Militarily, the recent US agreement with Australia and the United Kingdom (called AUKUS) highlights America’s long term commitment to the Indo-Pacific region, thereby checking the growth of China’s influence there. As Stephen Walt of Harvard University claims, “it is a move designed to discourage and thwart any future Chinese bid for regional hegemony.” AUKUS provides Australia with a fleet of at least eight Australian nuclear submarines based on either America’s Virginia class or Britain’s Astute class, built with the technology from some combination of the two countries’ defense contractors. Further, AUKUS envisages a wide range of diplomatic and technological collaboration, from cyber-security to artificial intelligence. Understandably, Taiwan heartily endorsed AUKUS because it faces near constant bullying from China. In addition, ASEAN, a ten-member organization that includes all the countries with coasts on the South China Sea other than China and Taiwan, endorsed AUKUS. Walter Russell Mead of the Wall Street Journal concludes that AUKUS “is a better model for pacts with Indo-Pacific powers that the alliances that fought the Cold War.
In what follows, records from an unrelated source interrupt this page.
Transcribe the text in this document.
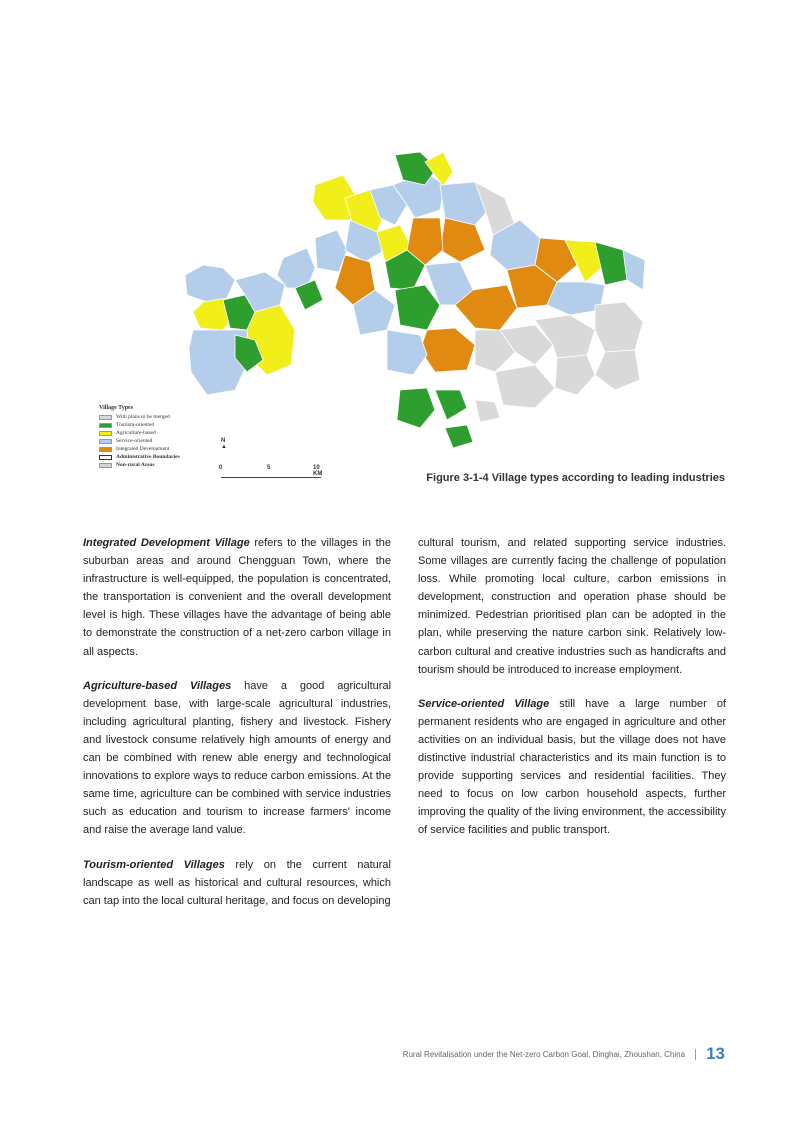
N
▲
Village Types
With plans to be merged
Tourism-oriented
Agriculture-based
Service-oriented
Integrated Development
Administrative Boundaries
Non-rural Areas	0	5	10 KM	Figure 3-1-4 Village types according to leading industries

Integrated Development Village refers to the villages in the suburban areas and around Chengguan Town, where the infrastructure is well-equipped, the population is concentrated, the transportation is convenient and the overall development level is high. These villages have the advantage of being able to demonstrate the construction of a net-zero carbon village in all aspects.

Agriculture-based Villages have a good agricultural development base, with large-scale agricultural industries, including agricultural planting, fishery and livestock. Fishery and livestock consume relatively high amounts of energy and can be combined with renew able energy and technological innovations to explore ways to reduce carbon emissions. At the same time, agriculture can be combined with service industries such as education and tourism to increase farmers' income and raise the average land value.

Tourism-oriented Villages rely on the current natural landscape as well as historical and cultural resources, which can tap into the local cultural heritage, and focus on developing

cultural tourism, and related supporting service industries. Some villages are currently facing the challenge of population loss. While promoting local culture, carbon emissions in development, construction and operation phase should be minimized. Pedestrian prioritised plan can be adopted in the plan, while preserving the nature carbon sink. Relatively low-carbon cultural and creative industries such as handicrafts and tourism should be introduced to increase employment.

Service-oriented Village still have a large number of permanent residents who are engaged in agriculture and other activities on an individual basis, but the village does not have distinctive industrial characteristics and its main function is to provide supporting services and residential facilities. They need to focus on low carbon household aspects, further improving the quality of the living environment, the accessibility of service facilities and public transport.

Rural Revitalisation under the Net-zero Carbon Goal, Dinghai, Zhoushan, China 13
Indo-Pacific countries are less interested in pooling sovereignty and creating rule-driven, bureaucratic structures than many European states are . . . A bloc that shares technology and coordinates defense policies that includes Japan, India, Taiwan and the AUKUS countries would be a formidable force.” The Indo-Pacific region is the most important theater of strategic competition between the US and China. The US and its allies in this region must be creative, flexible and bold as they confront China’s state-centric economic model and its increasingly aggressive policies.
See The Economist (16 October 2021), pp. 41-42; Reuel Marc Gerecht and Ray Takeyh in the Wall Street Journal (20 October 2021); Greg Ip in the Wall Street Journal (7 October 2021); Walter Russell Mead in the Wall Street Journal (20 September 2021); The Economist (25 September 2021), pp. 17-20.